Crossbow from Gabon, Africa. Part of the Pitt Rivers Museum Founding Collection. Given to the Museum in 1884.
This wooden crossbow was used by the Fang and Mpongwe peoples of Gabon in west-central Africa. It has a rare and archaic 'split stock' trigger mechanism and was used with either iron-headed or poisoned arrows.
This crossbow played a central part in anthropologists' understanding of the spread and development of crossbows. Its acquisition in the mid 19th century also featured, on a wider scale, in a study on hitherto relatively unknown region and peoples in equatorial Africa.
A Place in History
This crossbow was collected by the explorer and gorilla-hunter, Paul du Chaillu in the 1850s. It then came into the hands of du Chaillu's fellow explorer, Robert Bruce N. Walker, who eventually gave it to General Pitt Rivers.
Du Chaillu's account, Explorations & Adventures in Equatorial Africa (1861), describes his encounter with these weapons and those who made and used them:
"Among the crowd today I saw men armed with crossbows, from which are shot either iron-headed arrows, or the little insignificant looking but really most deadly, poison-tipped arrows. These are only slender harmless reeds, a foot long, whose sharpened ends are dipped into a deadly vegetable poison, which these people know how to make. The arrows are so light that they would blow away if they were simply laid in the groove of the bow. To prevent this they use a kind of sticky gum, a lump of which is kept on the underside of the bow, and with which a small spot in the groove is lightly rubbed. The handle of the bow is ingeniously split, and by a little peg, which acts as a trigger, the bow-string is disengaged, and, as the spring is very strong, sends the arrow to a great distance, and light as it is, with great force. But the merest puncture kills inevitably. They are good marksmen with their bows, which require great strength to bend. They have to sit on their haunches, and apply both feet to the middle of the bow, while they pull with all their strength on the string to bend it back.
"The larger arrows have an iron head, something like the sharp barbs of a harpoon. These are used for hunting wild beasts, and are about two feet long. But the more deadly weapon is the little insignificant stick of bamboo, not more than 12 inches long, and simply sharpened at one end. This is the famed poison arrow - a missile which bears death wherever it touches, if only it pricks a pin's-point of blood. The poison is made of the juices of a plant, which was not shown me. They dip the sharp ends of the arrows several times in this sap, and let it get thoroughly dried into the wood. It gives the point a red colour. The arrows are very carefully kept in a little bag, made neatly of the skin of some wild animal. They are much dreaded among the tribes around here, as they can be thrown or projected with such power as to take effect at a distance of fifteen yards, and with such velocity that you cannot see them at all till they are spent. This I have proved myself. There is no cure for a wound from one of these harmless-looking sticks - death follows in a very short time" (pages 77-8).

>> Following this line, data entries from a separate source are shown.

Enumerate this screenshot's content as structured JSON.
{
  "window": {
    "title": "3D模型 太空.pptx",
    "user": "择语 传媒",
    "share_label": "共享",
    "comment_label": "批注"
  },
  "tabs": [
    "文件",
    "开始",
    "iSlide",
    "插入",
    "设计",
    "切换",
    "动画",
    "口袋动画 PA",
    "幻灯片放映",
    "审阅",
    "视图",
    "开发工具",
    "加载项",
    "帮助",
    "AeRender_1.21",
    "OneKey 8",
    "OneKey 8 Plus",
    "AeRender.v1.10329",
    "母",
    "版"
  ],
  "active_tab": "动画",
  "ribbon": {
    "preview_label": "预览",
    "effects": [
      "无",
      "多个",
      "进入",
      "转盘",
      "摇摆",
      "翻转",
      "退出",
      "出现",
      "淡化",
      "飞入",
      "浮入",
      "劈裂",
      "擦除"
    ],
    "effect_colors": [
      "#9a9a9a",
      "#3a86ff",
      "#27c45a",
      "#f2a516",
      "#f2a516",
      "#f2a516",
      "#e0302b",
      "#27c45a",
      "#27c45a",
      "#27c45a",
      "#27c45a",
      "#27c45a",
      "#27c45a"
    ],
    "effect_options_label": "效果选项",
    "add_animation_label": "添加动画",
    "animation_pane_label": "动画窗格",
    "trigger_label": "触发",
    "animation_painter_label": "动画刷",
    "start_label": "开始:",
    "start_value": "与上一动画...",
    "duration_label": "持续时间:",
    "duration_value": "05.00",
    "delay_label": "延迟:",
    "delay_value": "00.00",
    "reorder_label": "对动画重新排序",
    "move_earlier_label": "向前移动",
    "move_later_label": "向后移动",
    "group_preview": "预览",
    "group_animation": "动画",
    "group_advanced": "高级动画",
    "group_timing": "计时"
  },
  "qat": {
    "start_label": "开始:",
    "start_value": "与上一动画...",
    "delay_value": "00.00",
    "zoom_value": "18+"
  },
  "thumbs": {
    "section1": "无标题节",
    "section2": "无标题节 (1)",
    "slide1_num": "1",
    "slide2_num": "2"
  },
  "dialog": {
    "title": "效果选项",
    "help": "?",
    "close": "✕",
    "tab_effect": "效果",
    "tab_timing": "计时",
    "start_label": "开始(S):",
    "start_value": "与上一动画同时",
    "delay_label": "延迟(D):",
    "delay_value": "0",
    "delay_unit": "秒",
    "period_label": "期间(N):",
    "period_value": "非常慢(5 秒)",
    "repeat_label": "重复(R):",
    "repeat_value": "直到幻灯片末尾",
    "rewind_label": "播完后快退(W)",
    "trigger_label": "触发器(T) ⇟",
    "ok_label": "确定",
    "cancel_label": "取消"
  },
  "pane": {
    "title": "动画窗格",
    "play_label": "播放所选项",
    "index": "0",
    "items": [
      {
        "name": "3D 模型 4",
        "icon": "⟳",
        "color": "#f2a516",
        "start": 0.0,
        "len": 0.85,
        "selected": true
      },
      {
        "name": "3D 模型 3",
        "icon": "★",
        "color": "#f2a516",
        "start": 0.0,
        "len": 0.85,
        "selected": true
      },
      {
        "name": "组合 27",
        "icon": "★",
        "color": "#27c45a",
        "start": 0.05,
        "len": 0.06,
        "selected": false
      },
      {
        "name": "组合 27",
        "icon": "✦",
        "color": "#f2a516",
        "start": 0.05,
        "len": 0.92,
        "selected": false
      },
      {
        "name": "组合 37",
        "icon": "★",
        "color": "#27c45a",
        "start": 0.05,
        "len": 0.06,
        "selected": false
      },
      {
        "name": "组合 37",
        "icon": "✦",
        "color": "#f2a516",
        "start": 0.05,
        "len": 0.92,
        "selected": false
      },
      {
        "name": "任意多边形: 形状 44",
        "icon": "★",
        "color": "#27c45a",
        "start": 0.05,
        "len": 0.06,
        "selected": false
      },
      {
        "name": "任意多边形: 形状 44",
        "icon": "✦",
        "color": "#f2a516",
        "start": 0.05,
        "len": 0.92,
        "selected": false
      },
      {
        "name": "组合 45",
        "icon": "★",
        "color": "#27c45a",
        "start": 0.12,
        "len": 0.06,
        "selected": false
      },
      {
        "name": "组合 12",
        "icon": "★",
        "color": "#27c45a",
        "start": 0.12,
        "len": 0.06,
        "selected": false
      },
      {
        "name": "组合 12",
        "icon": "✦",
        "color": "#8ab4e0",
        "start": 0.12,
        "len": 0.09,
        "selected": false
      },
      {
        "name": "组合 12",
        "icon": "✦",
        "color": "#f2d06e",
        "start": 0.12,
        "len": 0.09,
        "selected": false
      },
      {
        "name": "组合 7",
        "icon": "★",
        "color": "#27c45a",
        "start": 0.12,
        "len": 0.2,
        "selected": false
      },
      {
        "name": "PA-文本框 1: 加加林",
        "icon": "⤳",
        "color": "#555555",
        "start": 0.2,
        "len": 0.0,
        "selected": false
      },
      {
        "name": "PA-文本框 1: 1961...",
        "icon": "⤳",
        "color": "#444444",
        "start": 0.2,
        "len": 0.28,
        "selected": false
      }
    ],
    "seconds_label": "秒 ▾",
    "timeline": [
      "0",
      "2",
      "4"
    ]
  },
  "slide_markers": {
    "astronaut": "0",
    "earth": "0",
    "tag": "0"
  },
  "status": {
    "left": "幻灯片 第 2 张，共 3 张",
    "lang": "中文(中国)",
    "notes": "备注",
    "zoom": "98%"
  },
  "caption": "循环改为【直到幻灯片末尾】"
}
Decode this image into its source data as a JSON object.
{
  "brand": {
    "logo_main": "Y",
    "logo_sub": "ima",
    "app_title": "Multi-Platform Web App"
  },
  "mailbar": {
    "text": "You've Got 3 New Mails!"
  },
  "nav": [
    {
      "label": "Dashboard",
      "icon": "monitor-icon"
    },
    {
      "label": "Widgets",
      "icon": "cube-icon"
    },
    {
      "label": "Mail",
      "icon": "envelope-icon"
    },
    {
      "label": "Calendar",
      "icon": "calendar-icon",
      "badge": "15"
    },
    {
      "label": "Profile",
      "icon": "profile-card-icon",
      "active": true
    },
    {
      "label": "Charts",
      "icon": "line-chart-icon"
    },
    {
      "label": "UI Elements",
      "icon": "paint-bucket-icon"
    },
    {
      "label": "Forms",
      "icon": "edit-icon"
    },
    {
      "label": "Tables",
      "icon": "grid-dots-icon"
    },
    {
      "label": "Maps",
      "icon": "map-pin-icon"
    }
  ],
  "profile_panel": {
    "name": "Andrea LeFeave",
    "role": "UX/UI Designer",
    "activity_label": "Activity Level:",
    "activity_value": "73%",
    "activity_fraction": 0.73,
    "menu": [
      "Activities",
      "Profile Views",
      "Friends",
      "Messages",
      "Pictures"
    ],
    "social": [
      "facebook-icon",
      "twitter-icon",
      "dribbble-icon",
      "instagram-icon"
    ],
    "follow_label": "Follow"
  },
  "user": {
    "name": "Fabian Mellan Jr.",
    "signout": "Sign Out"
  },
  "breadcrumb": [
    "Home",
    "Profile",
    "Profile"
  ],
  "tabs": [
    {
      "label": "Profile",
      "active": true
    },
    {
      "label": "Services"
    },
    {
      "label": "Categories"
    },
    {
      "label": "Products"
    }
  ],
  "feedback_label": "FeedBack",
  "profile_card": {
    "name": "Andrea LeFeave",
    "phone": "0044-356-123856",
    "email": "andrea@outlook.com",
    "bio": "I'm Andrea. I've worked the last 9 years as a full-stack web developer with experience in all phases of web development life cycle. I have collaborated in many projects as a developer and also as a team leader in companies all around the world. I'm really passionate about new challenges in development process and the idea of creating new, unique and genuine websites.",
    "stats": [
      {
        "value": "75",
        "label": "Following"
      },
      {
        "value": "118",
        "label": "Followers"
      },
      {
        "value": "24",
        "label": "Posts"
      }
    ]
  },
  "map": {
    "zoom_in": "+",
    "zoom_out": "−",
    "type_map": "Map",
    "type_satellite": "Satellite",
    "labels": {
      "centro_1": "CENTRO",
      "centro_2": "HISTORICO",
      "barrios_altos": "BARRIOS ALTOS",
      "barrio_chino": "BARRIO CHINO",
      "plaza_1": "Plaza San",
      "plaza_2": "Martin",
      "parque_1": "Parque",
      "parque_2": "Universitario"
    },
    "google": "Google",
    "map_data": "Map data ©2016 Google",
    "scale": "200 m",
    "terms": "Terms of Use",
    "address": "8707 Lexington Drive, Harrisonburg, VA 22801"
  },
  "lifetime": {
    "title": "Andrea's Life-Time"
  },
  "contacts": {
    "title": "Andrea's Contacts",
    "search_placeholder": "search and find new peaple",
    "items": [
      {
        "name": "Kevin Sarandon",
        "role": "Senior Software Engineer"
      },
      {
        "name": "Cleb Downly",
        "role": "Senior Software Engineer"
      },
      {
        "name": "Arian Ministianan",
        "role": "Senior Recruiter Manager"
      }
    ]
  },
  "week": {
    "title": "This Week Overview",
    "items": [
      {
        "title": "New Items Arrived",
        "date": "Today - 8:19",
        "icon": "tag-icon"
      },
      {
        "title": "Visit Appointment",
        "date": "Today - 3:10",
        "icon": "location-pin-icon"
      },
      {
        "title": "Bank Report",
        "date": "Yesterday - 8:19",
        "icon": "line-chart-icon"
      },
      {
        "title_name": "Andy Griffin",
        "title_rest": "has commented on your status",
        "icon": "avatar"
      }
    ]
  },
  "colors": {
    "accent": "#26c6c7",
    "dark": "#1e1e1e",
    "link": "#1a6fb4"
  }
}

Aside from the peoples of Gabon, only the Mandingo and Yoruba of southern Nigeria, and a small number of other peoples around the Bight of Benin and northern Cameroon, were known to use this type of crossbow. It bears no formal relationship to crossbows of east Africa, which were influenced by Indian Ocean models, and this intrigued the anthropologists of the time. Henry Balfour wrote an article in 1909 as a result of much speculation about the origins of these weapons, comparing them to a multitude of other crossbow forms. Bizarrely, but seemingly correct, the unique split-stock release mechanism is only comparable with very archaic Scandinavian fishing crossbows, where it is constructed in an almost identically way. Balfour also used images from Benin bronze-castings to show that the crossbow of Benin was formerly of this type, before undergoing certain changes in more recent times. His concluding thesis supposes that this simple Scandinavian form was, in the late Medieval period, much more widespread across Western and Northern Europe, where it was transmitted to the Bight of Benin by men involved in the trade for gold or slaves.